Come sempre, il vuoto è stato prontamente
riempito dalla magistratura, che si è messa a legiferare, imponendo criteri
tanto, tanto politically correct, quanto dannosi.
Ecco allora che abbiamo sentenze in cui viene
riconosciuta la poligamia e vengono condannate all’inferno e alla violenza del
ruolo di schiava le seconde e le terze mogli dei musulmani. Ecco la
disperazione di tante donne islamiche ripudiate dal marito secondo la formula
islamica che in Italia sono allo sbando senza che nessun tribunale o nessuna
istituzione intervenga a difenderne i diritti. Ecco la sentenza di Milano che
stabilisce che ha valore di Legge la Convenzione dei diritti del fanciullo dell’Onu.

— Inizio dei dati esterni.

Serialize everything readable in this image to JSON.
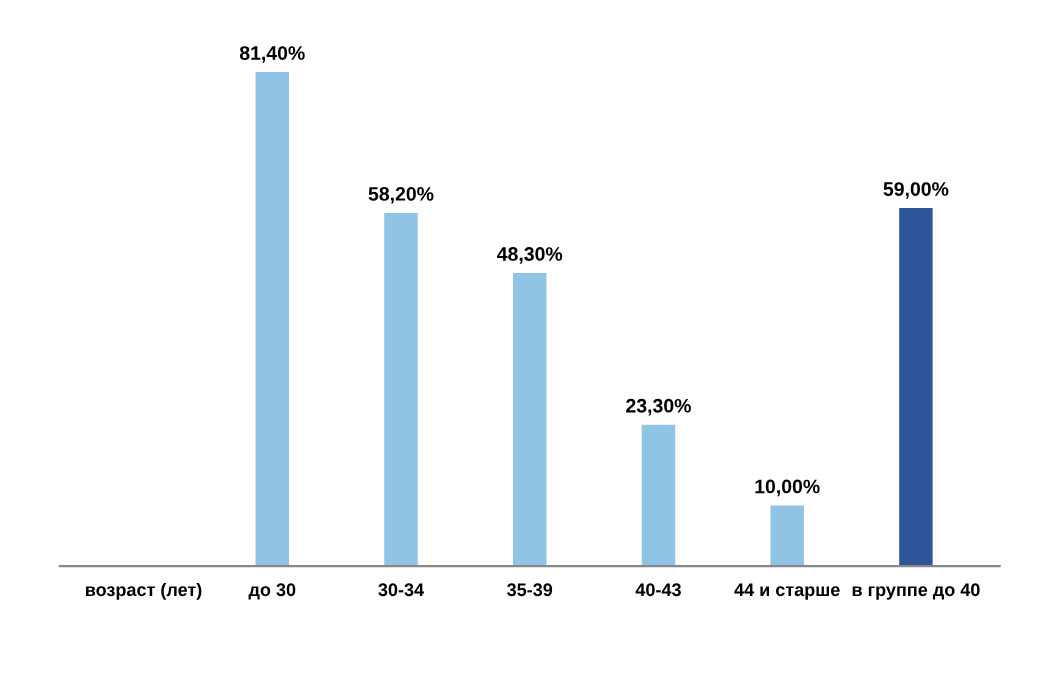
{
  "chart_data": {
    "type": "bar",
    "categories": [
      "возраст (лет)",
      "до 30",
      "30-34",
      "35-39",
      "40-43",
      "44 и старше",
      "в группе до 40"
    ],
    "values": [
      null,
      81.4,
      58.2,
      48.3,
      23.3,
      10.0,
      59.0
    ],
    "colors": [
      "#8fc4e5",
      "#8fc4e5",
      "#8fc4e5",
      "#8fc4e5",
      "#8fc4e5",
      "#8fc4e5",
      "#2f5497"
    ],
    "value_labels": [
      null,
      "81,40%",
      "58,20%",
      "48,30%",
      "23,30%",
      "10,00%",
      "59,00%"
    ],
    "grid": false,
    "legend": false
  }
}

Una follia dal punto di vista normativo, ma che ha spazio per affermarsi, tanto
da creare il paradosso del riconoscimento ad un diritto “ai servizi educativi”,
cioè alla scuola materna, che vale per il figlio di un clandestino, là dove non
vale affatto per i figli degli italiani che ne godono solo dalle elementari in
su. Il tutto, si badi bene, a fronte di una circolare della Moratti, che non
aveva affatto criteri fiscali, che prevedeva assoluta elasticità nei confronti
dei bambini in attesa di regolarizzazione e che riguardava –prevedendo comunque
discrezionalità per ragioni umanitarie- solo e unicamente i bambini figli di
clandestini non regolarizzabili.
E’ un altro passo in avanti verso il
consolidamento di una giurisprudenza caotica, ispirata a principi spesso
assurdi (come può il magistrato di Milano confondere l’enunciato di una
Convenzione con una norma legislativa? E’ errore drammatico, di gravità
eccezionale) che avrà affetti sempre più dirompenti.

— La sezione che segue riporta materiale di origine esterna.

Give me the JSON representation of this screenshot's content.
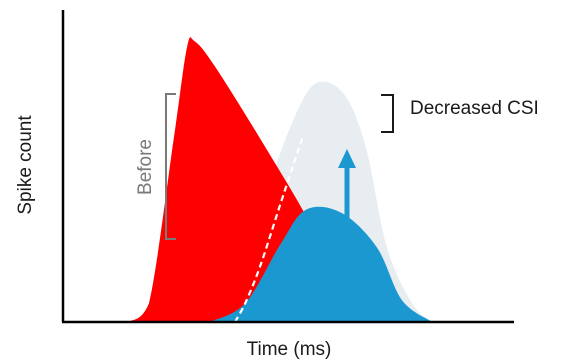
{
  "chart_data": {
    "type": "area",
    "title": "",
    "xlabel": "Time (ms)",
    "ylabel": "Spike count",
    "grid": false,
    "legend": "none",
    "annotations": {
      "before_label": "Before",
      "decreased_label": "Decreased CSI"
    },
    "series": [
      {
        "id": "before",
        "color": "#ff0000",
        "x": [
          0.13,
          0.17,
          0.22,
          0.245,
          0.26,
          0.3,
          0.4,
          0.5,
          0.575
        ],
        "y": [
          0.0,
          0.06,
          0.6,
          0.88,
          0.9,
          0.82,
          0.56,
          0.28,
          0.0
        ]
      },
      {
        "id": "after",
        "color": "#1b98d0",
        "x": [
          0.29,
          0.36,
          0.43,
          0.48,
          0.55,
          0.62,
          0.67,
          0.73
        ],
        "y": [
          0.0,
          0.06,
          0.25,
          0.36,
          0.35,
          0.24,
          0.07,
          0.0
        ]
      },
      {
        "id": "increased",
        "color": "#e8edf2",
        "x": [
          0.29,
          0.35,
          0.41,
          0.47,
          0.51,
          0.56,
          0.6,
          0.64,
          0.69,
          0.73
        ],
        "y": [
          0.0,
          0.1,
          0.45,
          0.7,
          0.77,
          0.72,
          0.55,
          0.24,
          0.06,
          0.0
        ]
      }
    ],
    "dashed_overlap": {
      "x": [
        0.34,
        0.36,
        0.39,
        0.43,
        0.475
      ],
      "y": [
        0.0,
        0.06,
        0.18,
        0.38,
        0.6
      ]
    },
    "colors": {
      "arrow": "#1b98d0",
      "bracket_before": "#7a7a7a",
      "bracket_decreased": "#1a1a1a"
    }
  }
}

Da qui a pochi anni, l’Inps si troverà a far
fronte a richieste di assistenza e di reversibilità di pensione avanzate da
seconde, terze mogli poligamiche e dai loro figli. I tribunali dovranno
decidere se la pensione dovrà andare solo alla prima o anche alla seconda moglie.

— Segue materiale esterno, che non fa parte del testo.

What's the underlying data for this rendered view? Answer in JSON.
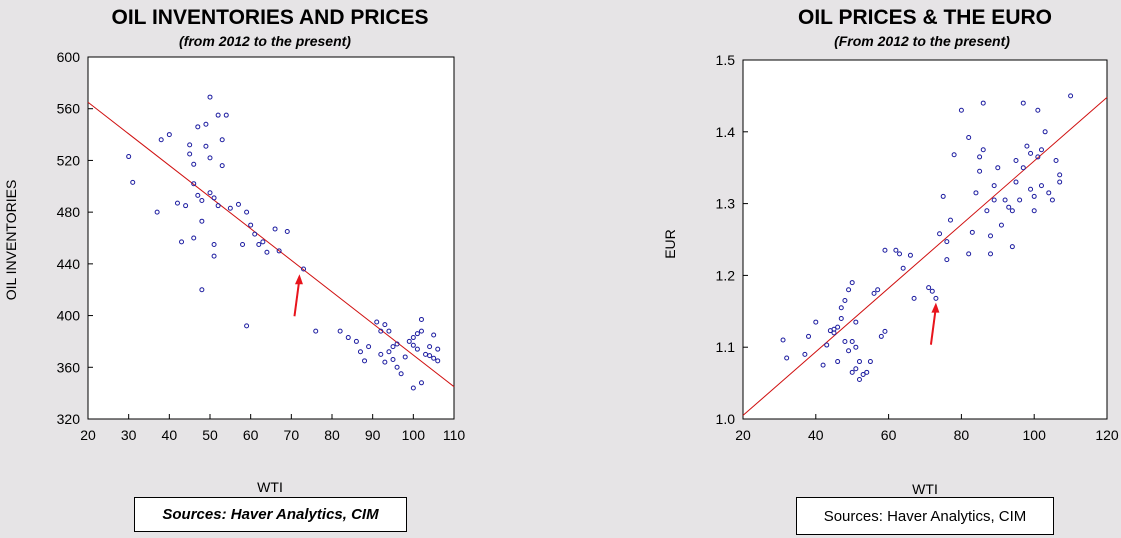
{
  "chart_data": [
    {
      "type": "scatter",
      "title": "OIL INVENTORIES AND PRICES",
      "subtitle": "(from 2012 to the present)",
      "xlabel": "WTI",
      "ylabel": "OIL INVENTORIES",
      "xlim": [
        20,
        110
      ],
      "ylim": [
        320,
        600
      ],
      "xticks": [
        "20",
        "30",
        "40",
        "50",
        "60",
        "70",
        "80",
        "90",
        "100",
        "110"
      ],
      "yticks": [
        "600",
        "560",
        "520",
        "480",
        "440",
        "400",
        "360",
        "320"
      ],
      "grid": false,
      "fit_line": {
        "x": [
          20,
          110
        ],
        "y": [
          565,
          345
        ]
      },
      "annotation": {
        "type": "arrow",
        "color": "#e8141c",
        "x": 72,
        "y": 432
      },
      "points": [
        [
          30,
          523
        ],
        [
          31,
          503
        ],
        [
          37,
          480
        ],
        [
          38,
          536
        ],
        [
          40,
          540
        ],
        [
          42,
          487
        ],
        [
          43,
          457
        ],
        [
          44,
          485
        ],
        [
          45,
          525
        ],
        [
          45,
          532
        ],
        [
          46,
          517
        ],
        [
          46,
          502
        ],
        [
          46,
          460
        ],
        [
          47,
          493
        ],
        [
          47,
          546
        ],
        [
          48,
          473
        ],
        [
          48,
          489
        ],
        [
          48,
          420
        ],
        [
          49,
          548
        ],
        [
          49,
          531
        ],
        [
          50,
          569
        ],
        [
          50,
          522
        ],
        [
          50,
          495
        ],
        [
          51,
          491
        ],
        [
          51,
          455
        ],
        [
          51,
          446
        ],
        [
          52,
          555
        ],
        [
          52,
          485
        ],
        [
          53,
          516
        ],
        [
          53,
          536
        ],
        [
          54,
          555
        ],
        [
          55,
          483
        ],
        [
          57,
          486
        ],
        [
          58,
          455
        ],
        [
          59,
          480
        ],
        [
          59,
          392
        ],
        [
          60,
          470
        ],
        [
          61,
          463
        ],
        [
          62,
          455
        ],
        [
          63,
          457
        ],
        [
          64,
          449
        ],
        [
          66,
          467
        ],
        [
          67,
          450
        ],
        [
          69,
          465
        ],
        [
          73,
          436
        ],
        [
          76,
          388
        ],
        [
          82,
          388
        ],
        [
          84,
          383
        ],
        [
          86,
          380
        ],
        [
          87,
          372
        ],
        [
          88,
          365
        ],
        [
          89,
          376
        ],
        [
          91,
          395
        ],
        [
          92,
          388
        ],
        [
          92,
          370
        ],
        [
          93,
          393
        ],
        [
          93,
          364
        ],
        [
          94,
          372
        ],
        [
          94,
          388
        ],
        [
          95,
          376
        ],
        [
          95,
          366
        ],
        [
          96,
          378
        ],
        [
          96,
          360
        ],
        [
          97,
          355
        ],
        [
          98,
          368
        ],
        [
          99,
          380
        ],
        [
          100,
          344
        ],
        [
          100,
          377
        ],
        [
          100,
          383
        ],
        [
          101,
          386
        ],
        [
          101,
          374
        ],
        [
          102,
          388
        ],
        [
          102,
          397
        ],
        [
          102,
          348
        ],
        [
          103,
          370
        ],
        [
          104,
          376
        ],
        [
          104,
          369
        ],
        [
          105,
          367
        ],
        [
          105,
          385
        ],
        [
          106,
          374
        ],
        [
          106,
          365
        ]
      ]
    },
    {
      "type": "scatter",
      "title": "OIL PRICES & THE EURO",
      "subtitle": "(From 2012 to the present)",
      "xlabel": "WTI",
      "ylabel": "EUR",
      "xlim": [
        20,
        120
      ],
      "ylim": [
        1.0,
        1.5
      ],
      "xticks": [
        "20",
        "40",
        "60",
        "80",
        "100",
        "120"
      ],
      "yticks": [
        "1.5",
        "1.4",
        "1.3",
        "1.2",
        "1.1",
        "1.0"
      ],
      "grid": false,
      "fit_line": {
        "x": [
          20,
          120
        ],
        "y": [
          1.005,
          1.448
        ]
      },
      "annotation": {
        "type": "arrow",
        "color": "#e8141c",
        "x": 73,
        "y": 1.162
      },
      "points": [
        [
          31,
          1.11
        ],
        [
          32,
          1.085
        ],
        [
          37,
          1.09
        ],
        [
          38,
          1.115
        ],
        [
          40,
          1.135
        ],
        [
          42,
          1.075
        ],
        [
          43,
          1.103
        ],
        [
          44,
          1.123
        ],
        [
          45,
          1.125
        ],
        [
          45,
          1.12
        ],
        [
          46,
          1.128
        ],
        [
          46,
          1.08
        ],
        [
          47,
          1.155
        ],
        [
          47,
          1.14
        ],
        [
          48,
          1.165
        ],
        [
          48,
          1.108
        ],
        [
          49,
          1.18
        ],
        [
          49,
          1.095
        ],
        [
          50,
          1.19
        ],
        [
          50,
          1.108
        ],
        [
          50,
          1.065
        ],
        [
          51,
          1.1
        ],
        [
          51,
          1.135
        ],
        [
          51,
          1.07
        ],
        [
          52,
          1.055
        ],
        [
          52,
          1.08
        ],
        [
          53,
          1.062
        ],
        [
          54,
          1.065
        ],
        [
          55,
          1.08
        ],
        [
          56,
          1.175
        ],
        [
          57,
          1.18
        ],
        [
          58,
          1.115
        ],
        [
          59,
          1.235
        ],
        [
          59,
          1.122
        ],
        [
          62,
          1.235
        ],
        [
          63,
          1.23
        ],
        [
          64,
          1.21
        ],
        [
          66,
          1.228
        ],
        [
          67,
          1.168
        ],
        [
          71,
          1.183
        ],
        [
          72,
          1.178
        ],
        [
          73,
          1.168
        ],
        [
          74,
          1.258
        ],
        [
          75,
          1.31
        ],
        [
          76,
          1.222
        ],
        [
          76,
          1.247
        ],
        [
          77,
          1.277
        ],
        [
          78,
          1.368
        ],
        [
          80,
          1.43
        ],
        [
          82,
          1.23
        ],
        [
          82,
          1.392
        ],
        [
          83,
          1.26
        ],
        [
          84,
          1.315
        ],
        [
          85,
          1.365
        ],
        [
          85,
          1.345
        ],
        [
          86,
          1.375
        ],
        [
          86,
          1.44
        ],
        [
          87,
          1.29
        ],
        [
          88,
          1.255
        ],
        [
          88,
          1.23
        ],
        [
          89,
          1.305
        ],
        [
          89,
          1.325
        ],
        [
          90,
          1.35
        ],
        [
          91,
          1.27
        ],
        [
          92,
          1.305
        ],
        [
          93,
          1.295
        ],
        [
          94,
          1.24
        ],
        [
          94,
          1.29
        ],
        [
          95,
          1.36
        ],
        [
          95,
          1.33
        ],
        [
          96,
          1.305
        ],
        [
          97,
          1.44
        ],
        [
          97,
          1.35
        ],
        [
          98,
          1.38
        ],
        [
          99,
          1.37
        ],
        [
          99,
          1.32
        ],
        [
          100,
          1.31
        ],
        [
          100,
          1.29
        ],
        [
          101,
          1.43
        ],
        [
          101,
          1.365
        ],
        [
          102,
          1.375
        ],
        [
          102,
          1.325
        ],
        [
          103,
          1.4
        ],
        [
          104,
          1.315
        ],
        [
          105,
          1.305
        ],
        [
          106,
          1.36
        ],
        [
          107,
          1.34
        ],
        [
          107,
          1.33
        ],
        [
          110,
          1.45
        ]
      ]
    }
  ],
  "sources": {
    "left": "Sources:  Haver Analytics, CIM",
    "right": "Sources:  Haver Analytics, CIM"
  },
  "colors": {
    "points": "#1c1ca0",
    "fit_line": "#d01010",
    "arrow": "#e8141c",
    "plot_bg": "#ffffff",
    "page_bg": "#e6e4e6"
  }
}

Addirittura abbiamo già immigrati, divenuti cittadini italiani, che hanno
diritto a esercitare in Italia la poligamia –perché si sono sposati in patria-
mentre ovviamente qualsiasi altro italiano nella stessa situazione andrebbe
diritto in galera.
Il tutto, mentre continua l’equivoco
incredibile, di una defatigante attenzione mediatica e politica dirette solo
verso il mondo delle moschee, secondo il principio pazzesco –soprattutto perché
sviluppato essenzialmente dalla sinistra- che l’integrazione degli immigrati
deve partire dai luoghi di culto (ma solo da quelli islamici).
Una politica che ha fornito un “privilegio” di
attenzione agli immigrati musulmani assolutamente demotivato rispetto agli
immigrati cristiani o di altre fedi, che permette ai filo fondamentalisti e
antisemiti dell’Ucoii di lucrare ampi profitti e che aumenta solo il caos.
Bisogna prendere il problema di petto, senza
perdere tempo e occuparsi d’altro: l’integrazione degli immigrati. E’
indispensabile che governo e Parlamento definiscano le regole di questa
integrazione, sia quelle normative che i principi che le ispirano; è
indispensabile disegnare un “percorso”
sia per la cittadinanza temporanea degli immigrati, che per la conquista di
quella definitiva, che è obiettivo fondamentale per tanti immigrati nati in
Italia.
Bisogna scoprire l’acqua calda, accorgersi di
un dato che è sotto gli occhi di tutti ma che da tutti è ignorato: abbiamo nel
nostro paese decine e decine di migliaia di ragazzi che hanno frequentato
tutti i gradi dell’istruzione in Italia, che hanno gusti, educazione, hobby e
riferimenti plasmati in Italia. Costituiscono una piccola armata di ponte, di
dialogo naturale, istintivo, di integrazione di fatto nel tessuto culturale
nazionale che però, lasciato brado, non coltivato e curato, rischia ad ogni
momento la deriva.
Abbiamo di fronte il fallimento di tutti i
modelli integrativi d’Europa, tranne quello tedesco –per ora– e godiamo solo
del ritardo temporale con cui il fenomeno migratorio si è presentato in Italia
(30 anni in media, dopo gli altri paesi).
Ma l’orologio gira, l’Italia è ormai un paese
a immigrazione forte e matura, mentre la sinistra si culla nella demente
illusione che il problema vada affrontato regalando soldi e moschee a imam che
si rifiutano persino di dare la mano a una donna, il centrodestra deve prendere
il dossier in mano e svilupparlo con urgenza sin dalla prossima legislatura.